But a steady stream of killings that plagued his predecessor’s term continues, and the deepening crisis in Michoacan is beginning to cast doubt on his ability to maintain order. Drug trafficking gangs have been waging battles over trafficking routes for the last decade.

Analysts warned that any siege on Apatzingan by the vigilante groups could spark a much larger and more unpredictable urban conflict. They also said the government may have waited too long to try to contain the growing vigilante movement.

“This is a war. This is no longer an issue of public safety, or normal law enforcement. This is a political-military conflict between a number of armed groups,” said security analyst Alejandro Hope of the Mexican Competitiveness Institute think tank. “This could get out of control any time now.”

Masked vigilantes took power in more than a dozen rural communities in 2013 across Michoacan, claiming authorities were failing to stop rising extortion, kidnapping and violence.

The government appeared to tolerate the so-called self-defense groups, apparently in the hope they could oust the Knights Templar and help restore order.

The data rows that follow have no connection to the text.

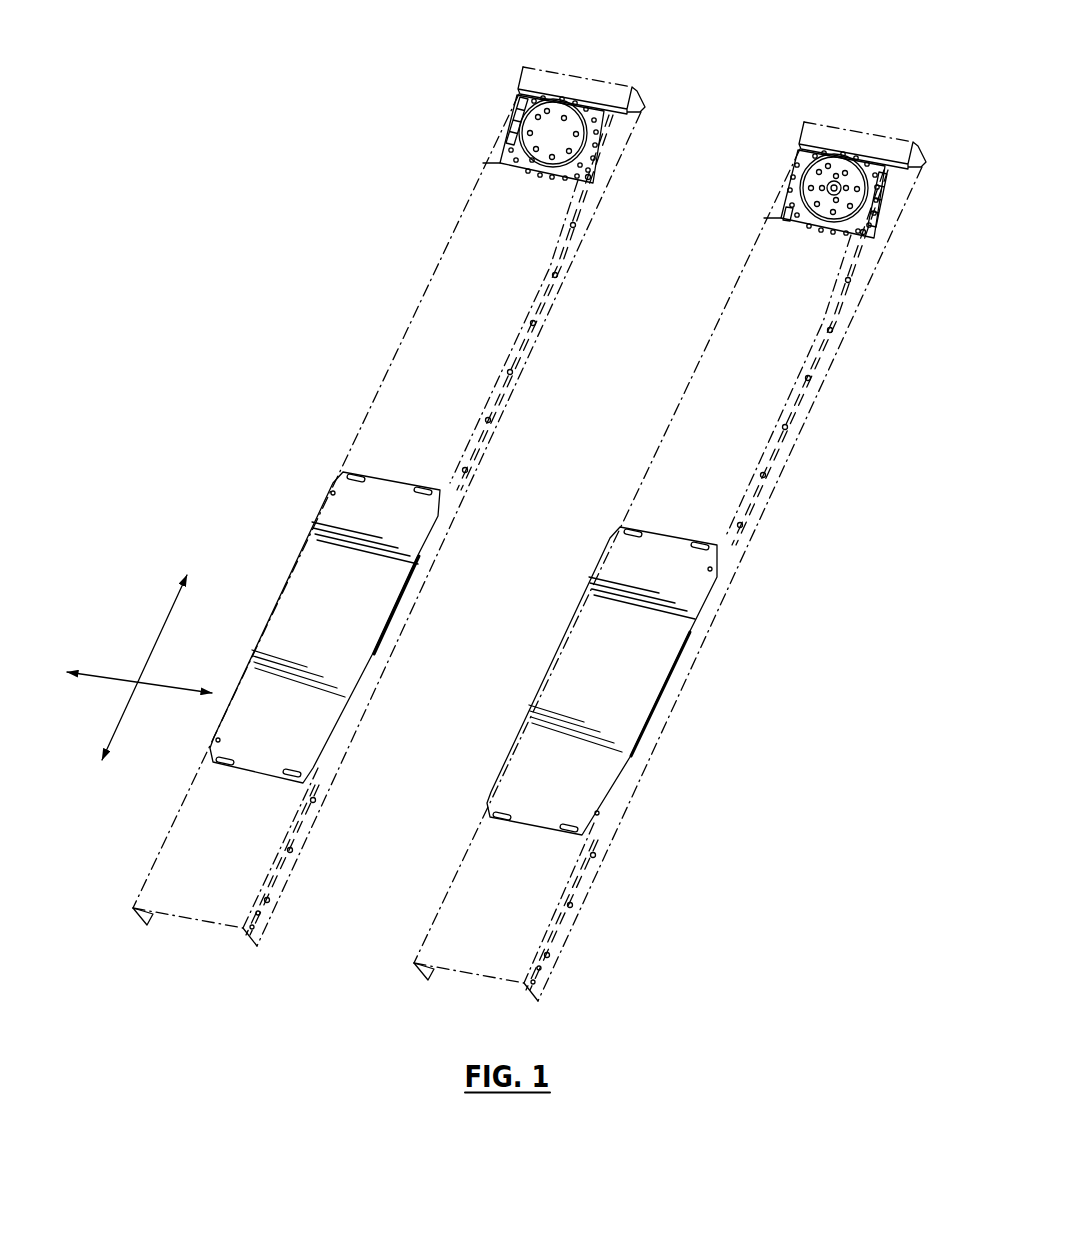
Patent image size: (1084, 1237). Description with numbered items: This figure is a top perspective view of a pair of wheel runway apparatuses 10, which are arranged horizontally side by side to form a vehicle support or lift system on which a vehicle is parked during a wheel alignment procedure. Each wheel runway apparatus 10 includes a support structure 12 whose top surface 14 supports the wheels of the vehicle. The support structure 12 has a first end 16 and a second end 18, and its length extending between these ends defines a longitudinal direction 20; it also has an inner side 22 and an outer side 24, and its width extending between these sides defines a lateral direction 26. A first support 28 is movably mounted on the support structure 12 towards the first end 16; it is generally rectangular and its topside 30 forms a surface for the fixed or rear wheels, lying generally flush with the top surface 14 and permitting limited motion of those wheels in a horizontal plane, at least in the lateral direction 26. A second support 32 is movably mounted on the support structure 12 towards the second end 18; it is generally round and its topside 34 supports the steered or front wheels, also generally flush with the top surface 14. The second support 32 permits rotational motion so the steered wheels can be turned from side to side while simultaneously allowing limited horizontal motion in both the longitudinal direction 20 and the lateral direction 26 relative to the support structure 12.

The wheel runway apparatus 10 is at (496, 504).
The support structure 12 is at (405, 504).
The top surface 14 is at (422, 415).
The first end 16 is at (192, 920).
The second end 18 is at (581, 75).
The longitudinal direction 20 is at (168, 620).
The inner side 22 is at (533, 336).
The outer side 24 is at (403, 330).
The lateral direction 26 is at (103, 675).
The first support 28 is at (310, 705).
The topside 30 is at (317, 624).
The second support 32 is at (590, 137).
The topside 34 is at (540, 144).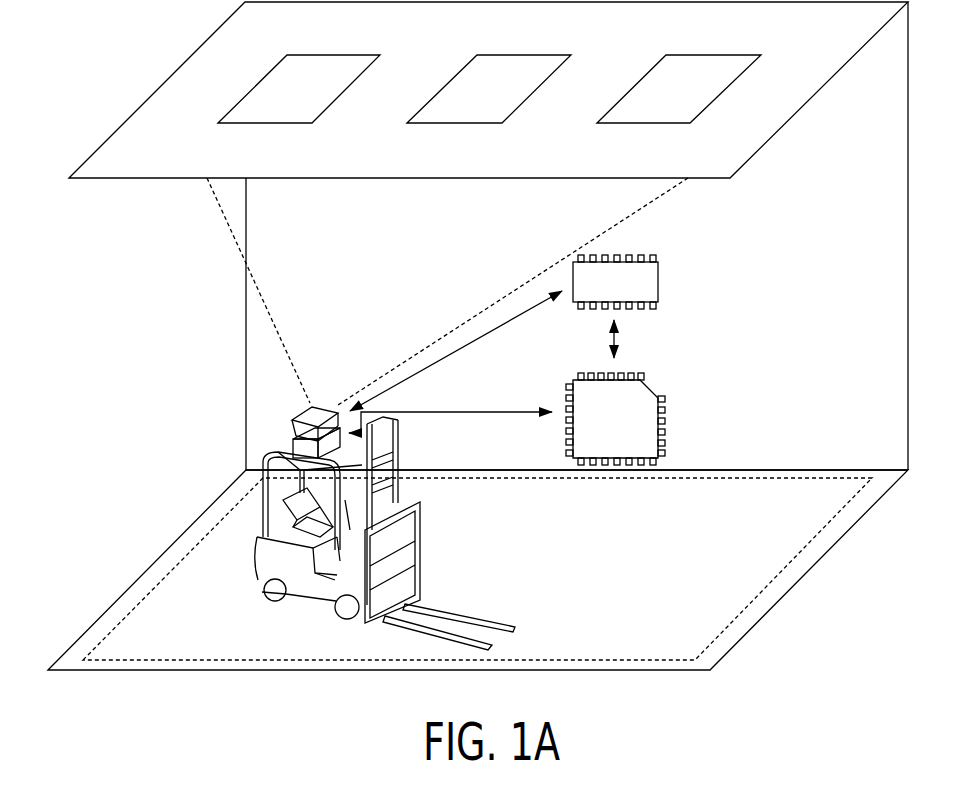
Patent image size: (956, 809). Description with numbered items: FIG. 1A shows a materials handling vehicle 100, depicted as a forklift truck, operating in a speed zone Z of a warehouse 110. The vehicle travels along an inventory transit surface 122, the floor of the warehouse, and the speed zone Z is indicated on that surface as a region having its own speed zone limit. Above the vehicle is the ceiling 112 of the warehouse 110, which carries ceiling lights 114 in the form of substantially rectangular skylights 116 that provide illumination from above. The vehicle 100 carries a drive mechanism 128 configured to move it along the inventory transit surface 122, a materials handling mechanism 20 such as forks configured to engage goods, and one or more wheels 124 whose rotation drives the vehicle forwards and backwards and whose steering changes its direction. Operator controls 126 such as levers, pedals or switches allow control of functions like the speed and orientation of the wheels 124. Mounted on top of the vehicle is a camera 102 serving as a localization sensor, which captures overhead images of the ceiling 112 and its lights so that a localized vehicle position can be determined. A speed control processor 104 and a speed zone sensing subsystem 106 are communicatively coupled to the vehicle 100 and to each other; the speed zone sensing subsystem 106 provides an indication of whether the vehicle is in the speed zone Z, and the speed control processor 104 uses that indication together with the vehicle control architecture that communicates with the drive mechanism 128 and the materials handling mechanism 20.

The warehouse 110 is at (466, 235).
The ceiling 112 is at (488, 90).
The ceiling lights 114 is at (453, 94).
The skylights 116 is at (283, 124).
The speed control processor 104 is at (658, 282).
The speed zone sensing subsystem 106 is at (652, 386).
The camera 102 is at (288, 448).
The materials handling vehicle 100 is at (331, 560).
The drive mechanism 128 is at (242, 571).
The operator controls 126 is at (325, 507).
The wheels 124 is at (260, 587).
The materials handling mechanism 20 is at (431, 587).
The inventory transit surface 122 is at (636, 574).
The speed zone Z is at (805, 548).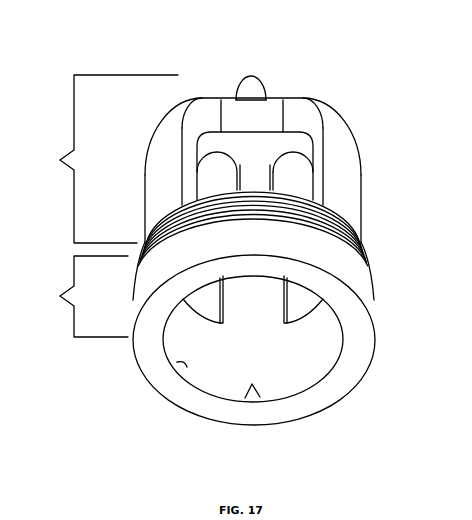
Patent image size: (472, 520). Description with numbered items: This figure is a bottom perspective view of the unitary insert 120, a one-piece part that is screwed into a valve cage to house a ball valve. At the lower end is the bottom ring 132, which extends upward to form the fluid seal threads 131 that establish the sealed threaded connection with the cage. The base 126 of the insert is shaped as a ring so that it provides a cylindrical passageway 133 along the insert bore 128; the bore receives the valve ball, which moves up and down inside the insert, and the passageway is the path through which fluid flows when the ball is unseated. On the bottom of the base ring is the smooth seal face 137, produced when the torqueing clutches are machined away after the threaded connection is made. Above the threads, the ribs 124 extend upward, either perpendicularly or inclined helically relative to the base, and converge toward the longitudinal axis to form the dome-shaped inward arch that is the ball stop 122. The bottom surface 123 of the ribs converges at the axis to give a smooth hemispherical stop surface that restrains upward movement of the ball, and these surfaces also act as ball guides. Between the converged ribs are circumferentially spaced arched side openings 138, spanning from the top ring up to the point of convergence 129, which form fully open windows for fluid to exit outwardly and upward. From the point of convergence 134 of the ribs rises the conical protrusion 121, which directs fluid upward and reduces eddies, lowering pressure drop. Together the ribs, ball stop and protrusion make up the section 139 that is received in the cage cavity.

The unitary insert 120 is at (285, 26).
The conical protrusion 121 is at (251, 78).
The ball stop 122 is at (255, 166).
The bottom surface of the ribs 123 is at (253, 299).
The ribs 124 is at (160, 187).
The base 126 is at (81, 296).
The insert bore 128 is at (186, 366).
The point of convergence 129 is at (257, 113).
The fluid seal threads 131 is at (373, 274).
The bottom ring 132 is at (377, 309).
The cylindrical passageway 133 is at (252, 384).
The point of convergence of the ribs 134 is at (245, 93).
The seal face 137 is at (352, 360).
The side openings 138 is at (253, 237).
The ribs, ball stop and conical protrusion forming section 139 is at (106, 159).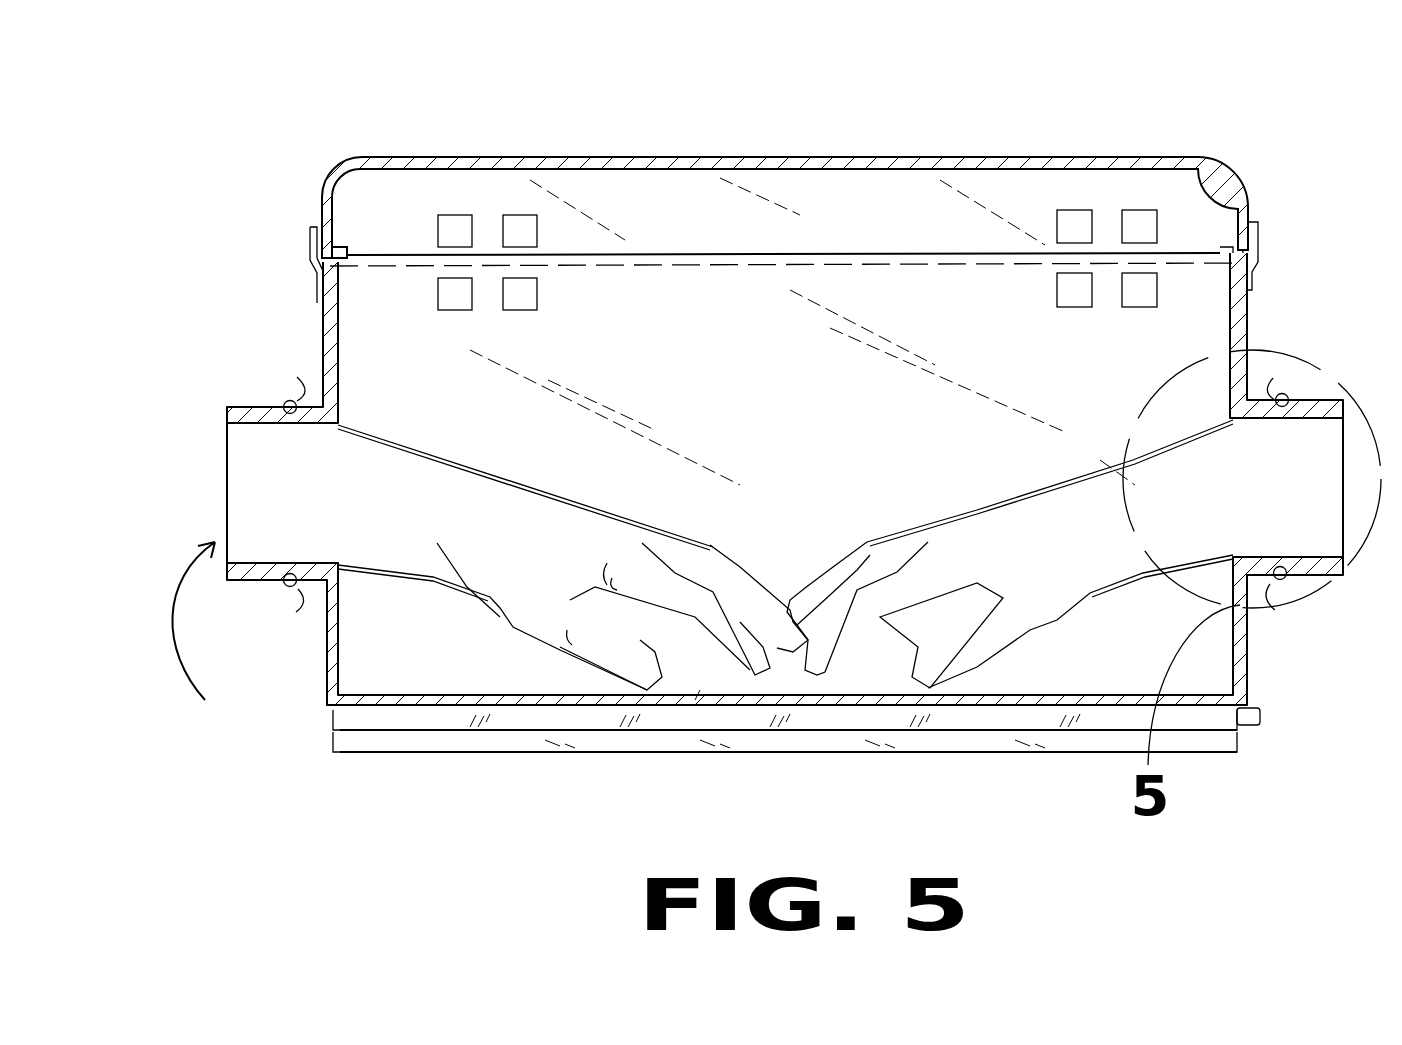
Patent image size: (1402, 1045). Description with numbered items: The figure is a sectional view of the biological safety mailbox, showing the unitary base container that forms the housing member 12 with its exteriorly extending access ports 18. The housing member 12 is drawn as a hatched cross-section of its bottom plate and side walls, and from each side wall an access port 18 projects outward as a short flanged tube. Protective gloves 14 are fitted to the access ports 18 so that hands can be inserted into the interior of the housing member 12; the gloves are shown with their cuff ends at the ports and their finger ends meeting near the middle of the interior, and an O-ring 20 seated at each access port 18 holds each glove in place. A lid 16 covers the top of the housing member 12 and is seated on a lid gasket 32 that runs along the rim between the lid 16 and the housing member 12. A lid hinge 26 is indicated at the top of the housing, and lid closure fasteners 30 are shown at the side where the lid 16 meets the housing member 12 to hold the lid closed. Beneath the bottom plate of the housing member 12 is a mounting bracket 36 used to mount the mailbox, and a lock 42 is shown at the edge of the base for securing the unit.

In the latest push by vigilantes, hundreds of men, many armed with high-powered rifles instead of the rusty shotguns toted by such groups elsewhere in the country, barreled into the town of Nueva Italia on Sunday in a convoy of pickup trucks, saying they wanted to liberate it from the Knights Templar cartel.

The vigilantes entering Nuevo Italia, located 35 kilometres from Apatzingan, were greeted by sporadic gunfire. At least one vigilante was wounded, according to a Reuters witness.

The group, mostly young men with faces covered by improvised masks made from t-shirts or bandannas, quickly moved into the town center and detained local police, who the vigilantes have said are working with drug traffickers.

Both the state government and federal troops have stood aside as the vigilantes took over more and more communities.

Over the weekend, federal troops moved in greater numbers into Apatzingan, where there is a military base. Local residents fear an incursion by vigilantes into Apatzingan could lead to heavy fighting.

Former President Felipe Calderon launched his military-led offensive against the drug gangs in Michoacan shortly after he took office in late 2006. But despite years of battles between federal troops and drug gangs that left around 70,000 people dead, security only deteriorated in Michoacan.

Michoacan’s murder rate has nearly doubled since 2006 as traffickers increasingly turned from marijuana plantations to producing methamphetamine in crude labs hidden in the state’s mountains and avocado groves.

Late last year, dozens of mutilated corpses were found buried in mass graves in an area on the border between the states of Michoacan and Jalisco. Five decapitated bodies were dumped in the state capital in late December.